Melting glaciers exacerbate Pakistan’s catastrophic floods

Guilhem Vellut | Wikimedia commons

Mia Gindis, Opinions Editor

An onslaught of devastating flash floods has left nearly one-third of Pakistan submerged, creating inland seas where lively communities once stood.

The country suffered a death toll of at least 1,136 people, with millions displaced since the monsoon season’s start in June, according to officials.

“It’s all one big ocean, there’s no dry land to pump the water out,” Pakistan’s climate minister Sherry Rehman said, referring to the torrential floods as a “crisis of unimaginable proportions.”

This environmental disaster is only the latest in this year’s series of extreme weather events which have rocked the world’s fifth-most populous country.

In the spring, Pakistan experienced record high, drought-inducing heat. Soon after began a period of incessant rain, which has since lasted three months.

“We are using boats, camels, whatever means possible to deliver relief items to worst-hit areas,” Minister Faisal Amin Khan said. He hails from the Khyber Pakhtunkhwa Province, which has been severely affected. “We’re trying our best, but our province was hit worse now than in the 2010 floods.”

The rain, which has already washed away roads and buildings, is rendering much of Pakistan’s farmland unviable, contributing to widespread food shortages that are impacting an already vulnerable population.

“If that rainfall was distributed over the season, maybe it wouldn’t be that bad. Our systems are just not designed to manage that,” climate scientist Deepti Singh told The New York Times, referring to the powerful cloudbursts which are responsible for the destruction of infrastructure vital to Pakistanis’ livelihoods.

Pakistan’s global and physical positioning makes it unlikely for its environmental woes to lessen anytime soon.

Scientists have ranked Pakistan as one of the countries most vulnerable to climate change, despite it being responsible for only a tiny fraction of global greenhouse gas emissions.

The “recent flood in Pakistan is actually an outcome of the climate catastrophe… that was looming very large,” Anjal Prakash, a research director at India’s Bharti Institute of Public Policy, stated. “The kind of incessant rainfall that has happened… has been unprecedented,”

Pakistan houses over 7,200 glaciers, the largest amount anywhere aside from the poles.

It’s normal for glaciers, or persistent bodies of compressed ice, to shrink in the summer and grow in the winter.
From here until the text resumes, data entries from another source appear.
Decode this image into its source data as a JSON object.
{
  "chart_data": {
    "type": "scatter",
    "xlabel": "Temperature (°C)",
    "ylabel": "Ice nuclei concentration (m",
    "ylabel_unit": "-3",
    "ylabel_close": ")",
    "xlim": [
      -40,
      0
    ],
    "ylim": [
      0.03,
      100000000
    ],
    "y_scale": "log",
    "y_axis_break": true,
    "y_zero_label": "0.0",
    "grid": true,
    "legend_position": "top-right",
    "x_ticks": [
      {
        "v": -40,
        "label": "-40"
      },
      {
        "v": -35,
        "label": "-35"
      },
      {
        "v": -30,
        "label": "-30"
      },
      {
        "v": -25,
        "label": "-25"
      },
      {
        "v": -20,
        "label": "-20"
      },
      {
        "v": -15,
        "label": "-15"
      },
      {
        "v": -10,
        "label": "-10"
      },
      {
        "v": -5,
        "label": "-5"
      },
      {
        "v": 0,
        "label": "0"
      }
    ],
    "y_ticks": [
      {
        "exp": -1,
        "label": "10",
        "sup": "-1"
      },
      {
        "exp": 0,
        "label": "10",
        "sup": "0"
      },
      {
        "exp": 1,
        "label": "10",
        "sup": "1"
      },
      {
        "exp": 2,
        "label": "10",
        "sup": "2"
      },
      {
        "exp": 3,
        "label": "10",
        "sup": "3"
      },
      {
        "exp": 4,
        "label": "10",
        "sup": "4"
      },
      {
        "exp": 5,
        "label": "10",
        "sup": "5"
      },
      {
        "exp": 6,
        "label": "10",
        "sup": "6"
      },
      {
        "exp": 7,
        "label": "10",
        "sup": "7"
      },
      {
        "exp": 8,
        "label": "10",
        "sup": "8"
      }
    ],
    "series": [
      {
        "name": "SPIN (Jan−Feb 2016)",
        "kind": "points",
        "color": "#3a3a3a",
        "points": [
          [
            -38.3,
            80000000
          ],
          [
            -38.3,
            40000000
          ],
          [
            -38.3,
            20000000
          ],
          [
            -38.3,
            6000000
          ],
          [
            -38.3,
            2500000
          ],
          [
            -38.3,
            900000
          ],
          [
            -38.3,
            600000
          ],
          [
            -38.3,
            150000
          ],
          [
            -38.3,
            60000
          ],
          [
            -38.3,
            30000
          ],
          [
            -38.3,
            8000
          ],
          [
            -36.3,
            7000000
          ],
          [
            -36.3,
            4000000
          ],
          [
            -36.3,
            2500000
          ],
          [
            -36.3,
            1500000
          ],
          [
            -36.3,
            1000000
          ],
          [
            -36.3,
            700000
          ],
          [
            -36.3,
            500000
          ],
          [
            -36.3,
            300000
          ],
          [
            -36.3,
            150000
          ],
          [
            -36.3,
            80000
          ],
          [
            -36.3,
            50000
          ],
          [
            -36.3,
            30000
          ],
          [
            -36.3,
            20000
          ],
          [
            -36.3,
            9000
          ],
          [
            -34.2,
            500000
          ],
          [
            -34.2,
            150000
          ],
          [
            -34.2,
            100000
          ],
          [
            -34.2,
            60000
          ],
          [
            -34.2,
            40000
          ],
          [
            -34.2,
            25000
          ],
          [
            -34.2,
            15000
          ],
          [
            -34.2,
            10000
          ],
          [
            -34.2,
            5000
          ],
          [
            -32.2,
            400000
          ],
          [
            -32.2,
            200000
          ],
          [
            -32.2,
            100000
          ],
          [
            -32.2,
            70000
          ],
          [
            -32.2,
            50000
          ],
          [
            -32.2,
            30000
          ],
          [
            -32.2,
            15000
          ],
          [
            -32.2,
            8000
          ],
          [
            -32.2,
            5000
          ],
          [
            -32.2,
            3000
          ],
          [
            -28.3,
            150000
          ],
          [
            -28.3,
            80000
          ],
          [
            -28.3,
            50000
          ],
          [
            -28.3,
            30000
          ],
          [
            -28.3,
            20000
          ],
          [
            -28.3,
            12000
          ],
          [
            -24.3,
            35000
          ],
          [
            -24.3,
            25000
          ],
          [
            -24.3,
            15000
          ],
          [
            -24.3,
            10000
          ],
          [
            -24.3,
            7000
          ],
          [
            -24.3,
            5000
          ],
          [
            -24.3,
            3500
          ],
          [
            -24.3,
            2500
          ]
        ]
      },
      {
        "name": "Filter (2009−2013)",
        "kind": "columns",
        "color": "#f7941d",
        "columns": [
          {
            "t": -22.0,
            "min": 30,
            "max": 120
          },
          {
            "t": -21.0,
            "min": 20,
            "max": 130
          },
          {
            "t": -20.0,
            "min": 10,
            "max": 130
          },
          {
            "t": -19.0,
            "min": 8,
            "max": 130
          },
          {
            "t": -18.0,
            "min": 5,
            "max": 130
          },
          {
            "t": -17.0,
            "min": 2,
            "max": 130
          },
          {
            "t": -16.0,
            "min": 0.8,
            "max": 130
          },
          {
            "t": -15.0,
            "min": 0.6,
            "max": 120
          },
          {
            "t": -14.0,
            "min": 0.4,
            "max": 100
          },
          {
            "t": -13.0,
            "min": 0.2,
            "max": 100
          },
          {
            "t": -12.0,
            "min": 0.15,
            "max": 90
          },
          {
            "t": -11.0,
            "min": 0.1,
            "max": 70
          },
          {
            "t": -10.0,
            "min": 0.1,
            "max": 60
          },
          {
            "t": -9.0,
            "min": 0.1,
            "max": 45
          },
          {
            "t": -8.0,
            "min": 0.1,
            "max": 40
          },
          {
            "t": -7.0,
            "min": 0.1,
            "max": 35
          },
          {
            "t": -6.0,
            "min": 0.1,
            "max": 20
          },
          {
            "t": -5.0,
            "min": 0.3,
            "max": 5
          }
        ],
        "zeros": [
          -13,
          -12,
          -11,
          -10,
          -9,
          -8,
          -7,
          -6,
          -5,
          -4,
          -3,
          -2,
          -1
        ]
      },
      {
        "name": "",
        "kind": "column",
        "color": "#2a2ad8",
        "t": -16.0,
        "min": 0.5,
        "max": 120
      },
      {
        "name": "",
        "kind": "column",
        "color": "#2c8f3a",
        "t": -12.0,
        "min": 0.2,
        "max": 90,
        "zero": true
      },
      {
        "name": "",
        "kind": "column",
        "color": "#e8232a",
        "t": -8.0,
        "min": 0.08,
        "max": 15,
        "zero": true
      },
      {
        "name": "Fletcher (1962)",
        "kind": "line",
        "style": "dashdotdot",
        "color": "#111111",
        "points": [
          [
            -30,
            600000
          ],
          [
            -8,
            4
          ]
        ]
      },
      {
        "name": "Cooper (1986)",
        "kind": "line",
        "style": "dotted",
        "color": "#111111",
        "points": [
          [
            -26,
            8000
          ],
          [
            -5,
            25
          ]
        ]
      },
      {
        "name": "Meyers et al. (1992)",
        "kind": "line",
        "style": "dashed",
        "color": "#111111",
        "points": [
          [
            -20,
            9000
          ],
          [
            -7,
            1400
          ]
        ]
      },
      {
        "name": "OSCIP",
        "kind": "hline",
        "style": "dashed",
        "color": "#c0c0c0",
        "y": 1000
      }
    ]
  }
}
Lately, however, scientists have reported that the average glacier mass is shrinking as global temperatures are rising.

Thus, many of Pakistan’s nearby glaciers are melting earlier and faster, sending water to nearby streams which are already at capacity because of torrential downpours.

“We have the largest number of glaciers outside the polar region, and this affects us,” Rehman told the Associated Press. “Instead of keeping their majesty and preserving them for posterity and nature, we are seeing them melt.”

A 2021 study reported that glaciers melting in the Himalayas, one of the country’s main mountain ranges, is happening at a rate at least ten times faster than the average rate in past centuries.

Glacial runoff from the mountains can affect rivers many miles downstream by causing them to swell. It proves to be especially disastrous when this sort of occurrence coincides with monsoons, which have been occurring more irregularly due to climate change.

Additionally, water from glaciers tends to form high-elevation lakes which are occluded by glacial ice. If there’s too much runoff, which isn’t an uncommon event in the mountains of Pakistan, the ice dams can break and cause a “glacial lake outburst.”

“With this increase of glacial meltwater for the next decades — because of climate change — we will have to deal with floods,”  University of Michigan Professor Ulrich Kamp said. Kamp has been researching glaciers for nearly 20 years.

Pakistan is not only grappling with the physical repercussions of the floods, but also the financial.

The country, unable to foot the $10 billion bill for damages caused by the deadly floods, is looking to the international community for help.

Some countries have already dispatched supplies and rescue teams.

The nation’s foreign minister voiced hopes that institutions such as the International Monetary Fund might provide Pakistan with financial assistance, taking into account the ongoing floods’ economic cost.

The Chinese government has announced plans to send over $300,000 and 25,000 tents in addition to the humanitarian aid it has already provided the ailing country.

Canada also intends to provide Pakistan with $5 million in funding to help deal with the flooding.

“Our carbon footprint is lowest in the world,” climate change minister Ahsan Iqbal said. “The international community has a responsibility to help us, upgrade our infrastructure, to make our infrastructure more climate resilient, so that we don’t have such losses every three, four, five years.”